Terrorist incident in Maiduguri and Monguno, Nigeria

On the evening of 20 September 2015, a series of bombings took place in Maiduguri and Monguno, Nigeria, killing at least 145 people and injuring at least 97 others. The majority of casualties occurred in Maiduguri where four explosions killed at least 117 people.

==Background==
The bombings took place after more than a month without incident in Maiduguri from the Islamic extremist group Boko Haram. An offensive by the Nigerian military in August, driving Boko Haram out of their bases in the region, resulted in a substantial drop in attacks. Earlier on September 20, Boko Haram leader Abubakar Shekau released a video refuting claims by the Nigerian military that Boko Haram had been defeated. No group has claimed responsibility for the attacks, although Boko Haram is suspected.

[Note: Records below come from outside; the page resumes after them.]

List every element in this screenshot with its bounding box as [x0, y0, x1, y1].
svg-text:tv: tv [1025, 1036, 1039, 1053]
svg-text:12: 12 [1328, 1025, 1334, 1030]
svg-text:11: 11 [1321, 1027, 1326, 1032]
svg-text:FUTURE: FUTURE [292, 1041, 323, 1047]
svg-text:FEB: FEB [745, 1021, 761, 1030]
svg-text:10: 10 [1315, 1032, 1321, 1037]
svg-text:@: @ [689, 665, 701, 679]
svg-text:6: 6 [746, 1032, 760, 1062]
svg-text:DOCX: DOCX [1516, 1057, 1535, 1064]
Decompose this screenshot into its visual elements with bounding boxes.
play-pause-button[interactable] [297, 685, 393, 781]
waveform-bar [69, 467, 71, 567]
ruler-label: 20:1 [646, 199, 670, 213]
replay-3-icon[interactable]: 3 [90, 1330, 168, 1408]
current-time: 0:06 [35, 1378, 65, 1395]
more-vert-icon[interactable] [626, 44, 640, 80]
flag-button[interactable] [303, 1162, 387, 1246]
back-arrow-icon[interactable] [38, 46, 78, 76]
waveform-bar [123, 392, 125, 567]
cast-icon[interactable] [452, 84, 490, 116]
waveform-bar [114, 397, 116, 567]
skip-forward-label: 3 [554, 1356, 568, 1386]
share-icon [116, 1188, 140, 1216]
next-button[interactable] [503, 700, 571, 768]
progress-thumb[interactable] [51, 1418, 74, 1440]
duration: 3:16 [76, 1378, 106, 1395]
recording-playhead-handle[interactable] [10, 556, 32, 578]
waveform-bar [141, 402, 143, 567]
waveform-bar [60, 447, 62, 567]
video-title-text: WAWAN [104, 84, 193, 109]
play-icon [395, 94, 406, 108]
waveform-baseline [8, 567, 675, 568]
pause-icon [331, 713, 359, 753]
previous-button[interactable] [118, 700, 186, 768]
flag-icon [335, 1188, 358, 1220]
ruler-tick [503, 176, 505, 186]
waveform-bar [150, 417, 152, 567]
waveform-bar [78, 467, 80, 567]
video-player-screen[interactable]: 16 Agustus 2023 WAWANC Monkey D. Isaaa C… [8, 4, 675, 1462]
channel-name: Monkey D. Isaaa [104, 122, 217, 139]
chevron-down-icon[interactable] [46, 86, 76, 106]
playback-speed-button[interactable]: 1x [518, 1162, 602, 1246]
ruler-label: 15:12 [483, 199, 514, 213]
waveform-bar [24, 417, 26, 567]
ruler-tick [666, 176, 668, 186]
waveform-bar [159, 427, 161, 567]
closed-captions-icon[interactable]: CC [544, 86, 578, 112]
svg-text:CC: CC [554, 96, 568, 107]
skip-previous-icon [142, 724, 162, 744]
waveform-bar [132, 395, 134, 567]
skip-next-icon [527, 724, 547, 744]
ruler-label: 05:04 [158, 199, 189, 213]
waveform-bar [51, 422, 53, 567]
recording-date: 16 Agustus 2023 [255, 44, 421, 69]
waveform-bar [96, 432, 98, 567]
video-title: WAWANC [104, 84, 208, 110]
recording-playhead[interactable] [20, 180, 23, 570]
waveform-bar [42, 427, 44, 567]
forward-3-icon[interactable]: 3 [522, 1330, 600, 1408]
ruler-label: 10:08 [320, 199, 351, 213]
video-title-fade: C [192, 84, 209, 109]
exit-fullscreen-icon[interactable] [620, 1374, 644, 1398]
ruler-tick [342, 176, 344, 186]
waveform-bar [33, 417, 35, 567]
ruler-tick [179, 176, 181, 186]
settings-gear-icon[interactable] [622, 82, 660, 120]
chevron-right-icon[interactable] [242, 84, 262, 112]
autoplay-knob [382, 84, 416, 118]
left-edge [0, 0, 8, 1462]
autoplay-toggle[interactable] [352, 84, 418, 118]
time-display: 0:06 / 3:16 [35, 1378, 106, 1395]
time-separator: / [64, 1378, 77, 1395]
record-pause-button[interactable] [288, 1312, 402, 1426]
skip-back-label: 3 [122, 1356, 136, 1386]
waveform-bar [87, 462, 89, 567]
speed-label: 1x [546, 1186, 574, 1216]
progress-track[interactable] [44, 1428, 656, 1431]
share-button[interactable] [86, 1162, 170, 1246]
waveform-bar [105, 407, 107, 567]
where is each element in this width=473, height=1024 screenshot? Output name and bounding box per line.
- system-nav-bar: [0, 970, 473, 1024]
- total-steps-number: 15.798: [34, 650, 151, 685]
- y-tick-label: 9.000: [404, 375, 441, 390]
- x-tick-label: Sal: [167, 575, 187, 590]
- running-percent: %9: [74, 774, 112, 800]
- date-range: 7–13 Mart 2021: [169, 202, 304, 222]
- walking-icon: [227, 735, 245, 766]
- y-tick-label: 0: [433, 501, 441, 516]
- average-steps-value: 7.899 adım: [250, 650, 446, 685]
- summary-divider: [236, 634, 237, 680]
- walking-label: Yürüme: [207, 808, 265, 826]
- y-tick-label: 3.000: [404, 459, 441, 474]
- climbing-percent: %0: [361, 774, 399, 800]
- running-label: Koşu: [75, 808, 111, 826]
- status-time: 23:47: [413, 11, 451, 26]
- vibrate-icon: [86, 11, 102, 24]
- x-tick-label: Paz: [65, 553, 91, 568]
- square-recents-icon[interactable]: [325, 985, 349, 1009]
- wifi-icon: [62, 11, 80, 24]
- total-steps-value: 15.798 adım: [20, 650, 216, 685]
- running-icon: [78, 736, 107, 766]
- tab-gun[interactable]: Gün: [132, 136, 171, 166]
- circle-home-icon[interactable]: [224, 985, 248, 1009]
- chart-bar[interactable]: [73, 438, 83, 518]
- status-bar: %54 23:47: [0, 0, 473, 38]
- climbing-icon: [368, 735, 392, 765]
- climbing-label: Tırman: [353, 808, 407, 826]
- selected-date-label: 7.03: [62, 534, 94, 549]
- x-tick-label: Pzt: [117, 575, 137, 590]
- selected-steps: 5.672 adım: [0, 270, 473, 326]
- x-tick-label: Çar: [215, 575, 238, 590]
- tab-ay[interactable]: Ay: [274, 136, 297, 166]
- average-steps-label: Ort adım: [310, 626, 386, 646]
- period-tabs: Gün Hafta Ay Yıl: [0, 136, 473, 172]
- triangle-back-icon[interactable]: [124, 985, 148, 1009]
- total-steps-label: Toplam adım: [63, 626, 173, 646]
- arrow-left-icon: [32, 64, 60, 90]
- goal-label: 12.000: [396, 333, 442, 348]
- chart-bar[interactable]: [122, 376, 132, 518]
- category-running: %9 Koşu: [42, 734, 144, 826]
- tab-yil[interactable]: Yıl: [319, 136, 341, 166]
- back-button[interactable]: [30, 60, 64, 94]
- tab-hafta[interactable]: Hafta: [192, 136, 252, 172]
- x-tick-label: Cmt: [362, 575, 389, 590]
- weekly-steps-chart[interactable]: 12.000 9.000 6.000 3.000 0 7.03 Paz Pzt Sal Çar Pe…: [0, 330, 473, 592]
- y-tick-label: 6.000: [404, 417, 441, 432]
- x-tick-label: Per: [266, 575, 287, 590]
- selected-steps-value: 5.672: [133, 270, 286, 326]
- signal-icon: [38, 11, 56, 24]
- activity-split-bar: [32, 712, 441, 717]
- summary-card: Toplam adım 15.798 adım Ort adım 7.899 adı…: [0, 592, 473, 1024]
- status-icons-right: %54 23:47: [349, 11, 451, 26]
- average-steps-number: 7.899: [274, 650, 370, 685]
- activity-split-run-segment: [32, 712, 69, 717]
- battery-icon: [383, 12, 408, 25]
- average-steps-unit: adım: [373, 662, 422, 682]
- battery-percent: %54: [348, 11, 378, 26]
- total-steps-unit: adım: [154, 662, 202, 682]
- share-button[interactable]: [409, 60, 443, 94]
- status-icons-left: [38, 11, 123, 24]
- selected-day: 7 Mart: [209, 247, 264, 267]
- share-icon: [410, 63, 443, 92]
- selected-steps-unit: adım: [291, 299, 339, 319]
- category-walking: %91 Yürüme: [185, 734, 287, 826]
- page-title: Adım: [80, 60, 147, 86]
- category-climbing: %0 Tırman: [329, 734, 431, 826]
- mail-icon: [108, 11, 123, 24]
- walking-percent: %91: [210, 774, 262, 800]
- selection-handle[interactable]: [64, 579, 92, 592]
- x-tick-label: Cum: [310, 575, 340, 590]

Nigerian military spokesman Sani Usman stated that the event showed the "high level of desperation" of Boko Haram. Abba Mohammed Bashir Shuwa, aide to Borno State Governor Kashim Shettima, stated that the insurgents took advantage of crowds gathering ahead of the Muslim holiday Eid al-Adha.

==Maiduguri bombings==
Around 7:30 p.m. local time (18:30 UTC) on September 20, a series of four explosions were set off across Maiduguri, the capital and largest city in Borno State in northeastern Nigeria, within the span of 20 minutes, killing at least 54 people. These were the largest attacks in the city since 7 March 2015, when a series of suicide bombings linked to Boko Haram killed 58 people.

A suicide bomber set off improvised explosive devices (IED) at a mosque within Ajilari, killing at least 43 people. Two explosions took place at a market in the city after insurgents tossed IEDs into a viewing center, killing at least 11 and as many as 15 people. The fourth bombing took place at a game center. Police spokesman Victor Isuku stated at least 97 were injured. A civilian defense group reported that at least 80 people were killed in the city and stated that the police cited a lower total due to families immediately burying relatives. Residents claimed the toll to be higher, including at least 85 deaths. On September 22, local hospitals reported that 117 people were known dead, with 72 at the University of Maiduguri Teaching Hospital and 45 at Borno State Specialist Hospital.

==Monguno bombings==
Approximately two hours after the bombings in Maiduguri, two more bombs were set off at a checkpoint in the market town of Monguno about 135 km away, killing at least 28 people.